There are only twenty-four hours to the day—to the day and the night! And how few are left to that quiet time between the light and the dark! Ours is a hurried twilight. We quit work to sleep; we wake up to work again. We measure the day by a clock; we measure the night by an alarm clock. Life is all ticked off. We are murdered by the second. What we need is a day and a night with wider margins—a dawn that comes more slowly, and a longer lingering twilight. Life has too little selvage; it is too often raw and raveled. Room and quiet and verge are what we want, not more dials for time, nor more figures for the dials.
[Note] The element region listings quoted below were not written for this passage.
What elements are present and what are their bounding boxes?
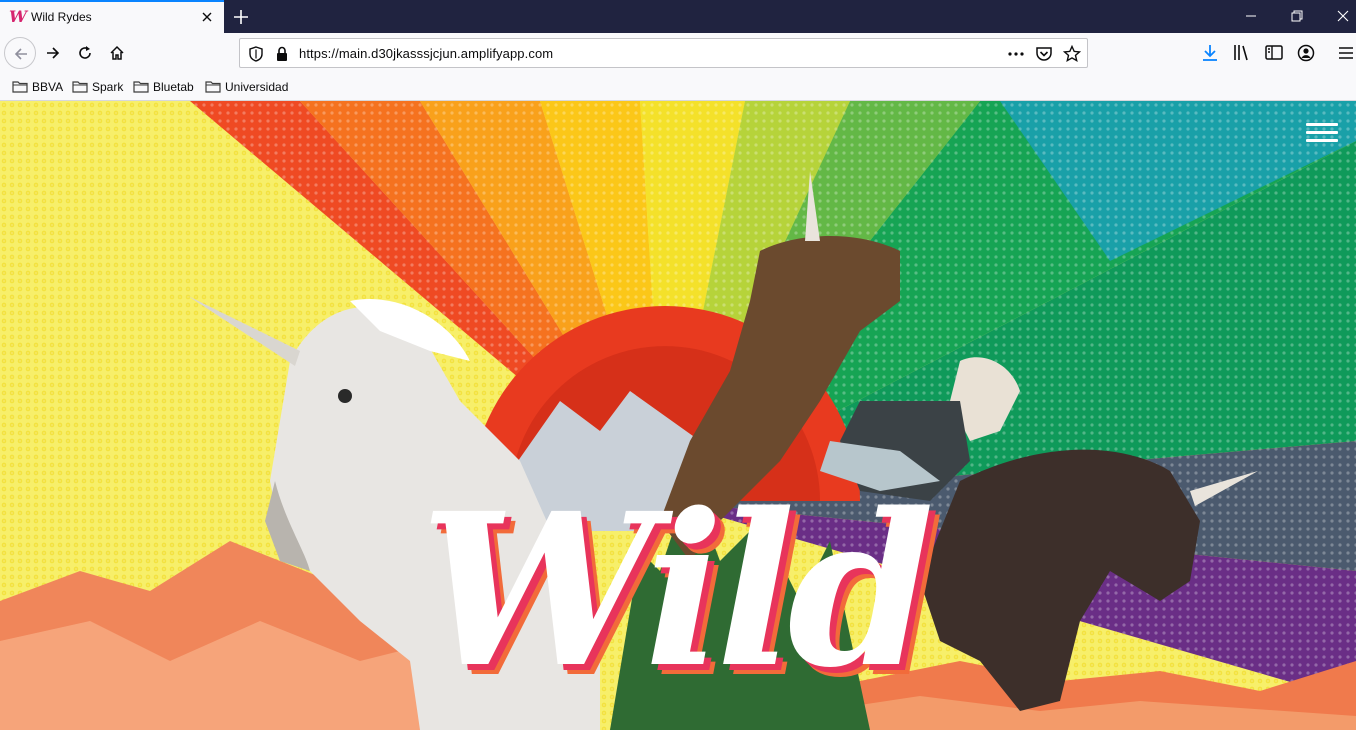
bookmark-label: Universidad (225, 80, 289, 94)
folder-icon (133, 81, 149, 93)
home-button[interactable] (101, 37, 133, 69)
restore-icon[interactable] (1274, 0, 1320, 33)
account-icon[interactable] (1295, 42, 1317, 64)
new-tab-icon[interactable] (229, 5, 253, 29)
hero-title: Wild (420, 467, 935, 714)
tab-wild-rydes[interactable]: W Wild Rydes (0, 0, 224, 33)
url-bar[interactable]: https://main.d30jkasssjcjun.amplifyapp.c… (239, 38, 1088, 68)
forward-icon (47, 47, 60, 59)
back-button[interactable] (4, 37, 36, 69)
download-icon[interactable] (1199, 42, 1221, 64)
tab-strip: W Wild Rydes (0, 0, 1356, 33)
reload-button[interactable] (69, 37, 101, 69)
shield-icon[interactable] (247, 45, 265, 63)
lock-icon[interactable] (273, 45, 291, 63)
home-icon (110, 45, 124, 60)
folder-icon (205, 81, 221, 93)
menu-bar-icon (1306, 139, 1338, 142)
forward-button[interactable] (37, 37, 69, 69)
minimize-icon[interactable] (1228, 0, 1274, 33)
bookmark-label: Bluetab (153, 80, 194, 94)
reload-icon (79, 46, 91, 59)
navigation-bar: https://main.d30jkasssjcjun.amplifyapp.c… (0, 33, 1356, 73)
bookmark-label: BBVA (32, 80, 64, 94)
tab-title: Wild Rydes (31, 10, 92, 24)
menu-bar-icon (1306, 131, 1338, 134)
star-icon[interactable] (1062, 44, 1082, 63)
pocket-icon[interactable] (1035, 45, 1053, 63)
hero-banner: Wild (0, 101, 1356, 730)
more-icon[interactable] (1007, 45, 1025, 63)
bookmark-folder-bbva[interactable]: BBVA (12, 79, 63, 95)
sidebar-icon[interactable] (1263, 42, 1285, 64)
bookmark-folder-bluetab[interactable]: Bluetab (133, 79, 194, 95)
menu-bar-icon (1306, 123, 1338, 126)
folder-icon (72, 81, 88, 93)
library-icon[interactable] (1231, 42, 1253, 64)
bookmark-label: Spark (92, 80, 124, 94)
bookmark-folder-universidad[interactable]: Universidad (205, 79, 288, 95)
wild-rydes-favicon-icon: W (9, 7, 27, 26)
site-menu-button[interactable] (1306, 123, 1338, 145)
menu-icon[interactable] (1335, 42, 1356, 64)
bookmark-folder-spark[interactable]: Spark (72, 79, 123, 95)
bookmarks-toolbar: BBVA Spark Bluetab Universidad (0, 73, 1356, 101)
url-text[interactable]: https://main.d30jkasssjcjun.amplifyapp.c… (299, 46, 553, 61)
folder-icon (12, 81, 28, 93)
close-tab-icon[interactable] (198, 8, 216, 26)
back-icon (14, 48, 27, 60)
close-window-icon[interactable] (1320, 0, 1356, 33)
We have things enough, too, more than enough; it is space for the things, perspective, and the right measure for the things that we lack—a measure not one foot short of the distance between us and the stars.
If we get anything out of the fields worth while, it will be this measure, this largeness, and quiet. It may be only an owl or a tree-toad that we go forth to see, but how much more we find—things we cannot hear by day, things long, long forgotten, things we never thought or dreamed before.
The day is none too short, the night none too long; but all too narrow is the edge between.